O Reino Desunido
por A-24, em 17.09.14
Ainda bem que não posso votar. Um lado, um grande lado, da minha família é escocesa, e faz-me impressão que de repente possa pertencer a um novo estado.
Na semana passada, sugeri que, aos olhos do resto do mundo, Portugal não tem muito mais existência do que a de um destino de férias. Esta semana, acontece o referendo da independência da Escócia, e é possível que o Reino Unido deixe de existir — e não apenas metaforicamente.
No corrente Reino Unido, as relações entre os países individuais que o compõem são de facto complicadas… Os ingleses e os galeses odeiam-se uns aos outros. Os ingleses e os irlandeses do Norte suspeitam uns dos outros. Os galeses, os irlandeses do Norte e os escoceses (e por vezes, a gente da Cornualha, que também aspira à independência) sentem-se irmanados na luta contra o grande opressor inglês: os Celtas contra os “Normandos”… Esta semana, é a relação entre os escoceses e os ingleses que vai mesmo vai ser testada.
No corrente Reino Unido, a maior parte das pessoas que tem sangue escocês está sempre disposta a contar ao resto do mundo que tem sangue escocês. Ser escocês é fixe, é ter genes de guerreiro, pertencer às antigas tribos selvagens, forte e sem medo, o corajoso “underdog”. Coisas boas saíram da Escócia ao longo dos anos; o telefone, a televisão… o “teacake” de Tunnocks (é como uma bomboca, nojenta e doce — mas adoro-os). Nem preciso de mencionar Irn Bru (pode googlar) e whisky. A Escócia é atrevida, divertida e forte. É altamente refinada mas também rebarbativa. A Escócia é severa, cinzenta e escura, mas ao mesmo tempo consegue ver a piada das coisas.
Os ingleses gozam com os escoceses por serem preguiçosos, beberem e fumarem demasiado, só comerem fritos e morrerem de ataques cardíacos aos 27 anos, ou por serem presbiterianos velhos e rabugentos, contrários a tudo que é bom. No entanto, têm de admitir que adoram os escoceses, e desejariam ser tão resistentes e adorados como eles. Por isso, nas últimas semanas, os ingleses entraram em pânico, ao perceberem que podem mesmo perder a Escócia. Londres deixou tudo suspenso e correu a implorar aos escoceses que fiquem.
Do outro lado, os escoceses que têm sangue inglês nunca o declaram. Para eles, os ingleses são convencidos, arrogantes, fracos, pomposos — totós carecas que não sabem que o que têm é bom. Para os escoceses, os ingleses não são divertidos e queixam-se, em vez de fazer o que os escoceses fariam: continuarem a fazer o que tem de ser feito, mesmo à chuva e sem botas. Quanto mais do sul da Inglaterra é um inglês, pior é para os escoceses.

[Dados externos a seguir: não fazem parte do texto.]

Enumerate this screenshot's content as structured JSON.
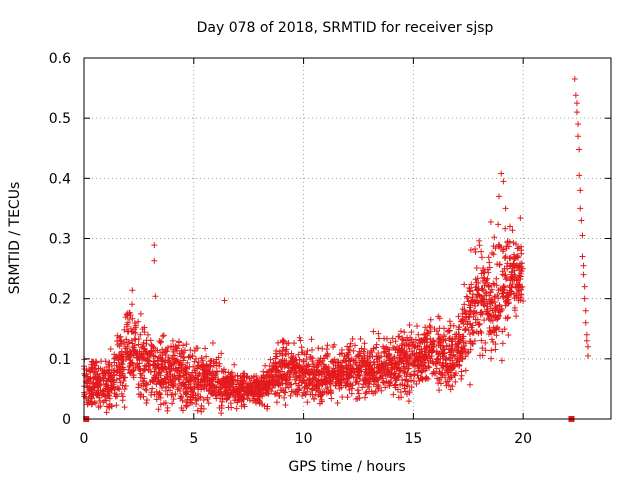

Os escoceses não confiam nada nos ingleses e, historicamente, têm razão. Nos últimos séculos, a Escócia foi muito mal tratada por Londres, embora eu não creia que Escócia tenha sido tratada de maneira pior do que o norte da Inglaterra ou outras regiões suficientemente remotas para Londres não lhes ligar nenhuma. Os londrinos, tal como os lisboetas, esquecem-se facilmente de que o país, e as vezes o mundo inteiro, não roda à volta deles.
O desprezo pelos ingleses na Escócia é forte, e é bem capaz de afectar o voto. Se o resultado for Sim, haverá pânico (nos dois lados), mas haverá optimismo (nos escoceses). Há tanta incógnitas por decifrar (a moeda e a filiação na UE; quanto petróleo ainda resta no Mar do Norte?; haverá passaportes novos e visas para os totós ingleses?), que será uma época difícil mas emocionante, essa de descobrir como vai ser um novo país.
Se o voto for Não, haverá amuos e discussões mas, acho eu, um grande sentido de alívio, especialmente no “País Ainda Chamado O Reino Unido da Grã-Bretanha e Irlanda do Norte, Graças a Deus”.
Ainda bem que não posso votar. Um lado, um grande lado, da minha família é escocesa, e faz-me impressão que de repente possa pertencer a um novo estado. A minha cabeça está interessada em ver como uma Escócia independente podia funcionar, embora me pareça arriscado, mas o meu coração não quer ver um Reino Desunido.
A Escócia é um dos bens maiores do Reino Unido, e não estou a falar do petróleo.